As principais corretoras do país passaram a permitir que consultores registrados na Comissão de Valores Mobiliários (CVM) utilizassem suas plataformas para atender os clientes, inclusive possibilitando a devolução de valores que antes seriam destinados a remunerar os intermediários do sistema de distribuição.

As próprias corretoras também têm lançado diversos produtos direcionados a este segmento, como ETFs e fundos passivos, buscando melhorar a estrutura de custos especialmente para o pequeno investidor. Neste arranjo, a filosofia de alocação de investimentos do consultor tende, então, a ser o fator mais importante em um serviço de aconselhamento financeiro.

O maior beneficiado dessa revolução é o investidor, principalmente por contar com o respaldo legal de que o consultor contratado agirá em prol dos seus interesses.

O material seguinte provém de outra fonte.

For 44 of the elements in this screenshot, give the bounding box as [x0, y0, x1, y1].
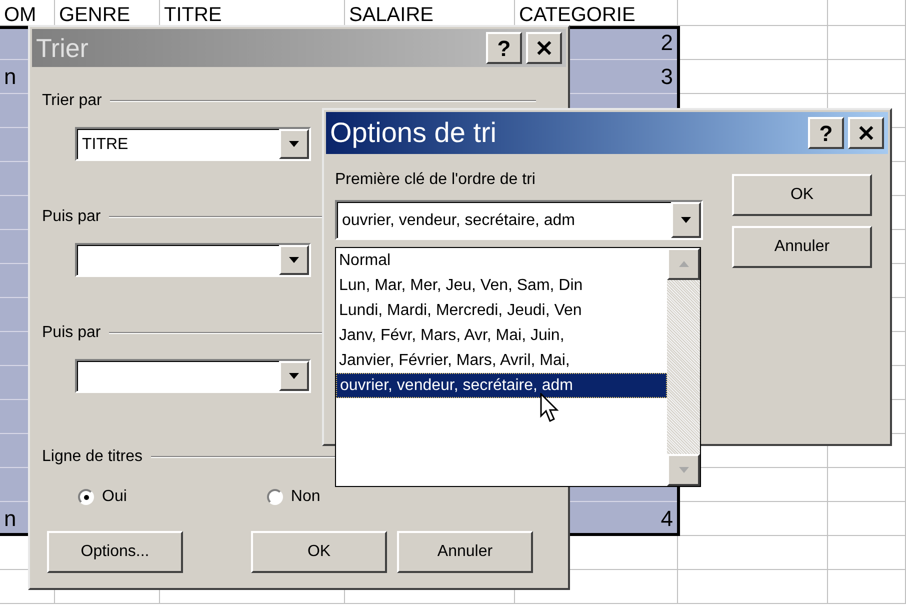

Sob a ótica de custos, o modelo fiduciário também dá maior transparência aos valores pagos pelos serviços, ao expor os custos implícitos para distribuição de determinados produtos. Além disso, as trocas frequentes de posições acabam sendo desincentivadas, por aumentarem os custos para o cliente.

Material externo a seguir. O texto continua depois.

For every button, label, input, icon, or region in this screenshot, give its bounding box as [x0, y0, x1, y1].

O cliente não recebe indicações de produtos, ofertas primárias ou operações considerando apenas as expectativas de rentabilidade. Até pela exigência legal de assumir a responsabilidade pelo suitability, o consultor é obrigado a recomendar operações e produtos que sejam realmente aderentes aos objetivos individuais de cada um.

Uma relação mais transparente e justa entre cliente, consultor e distribuidores cria um círculo virtuoso no mercado financeiro brasileiro. O cliente passa a entender a diferença de ter um profissional que está alinhado aos seus interesses financeiros individuais. O consultor tem todo o incentivo para buscar mais capacitação e desenvolvimento para atender cada vez melhor aos investidores. Por sua vez, os distribuidores buscam melhorar cada vez mais a oferta de produtos e serviços em condições que sejam adequados ao que os clientes e consultores esperam. A revolução está apenas começando.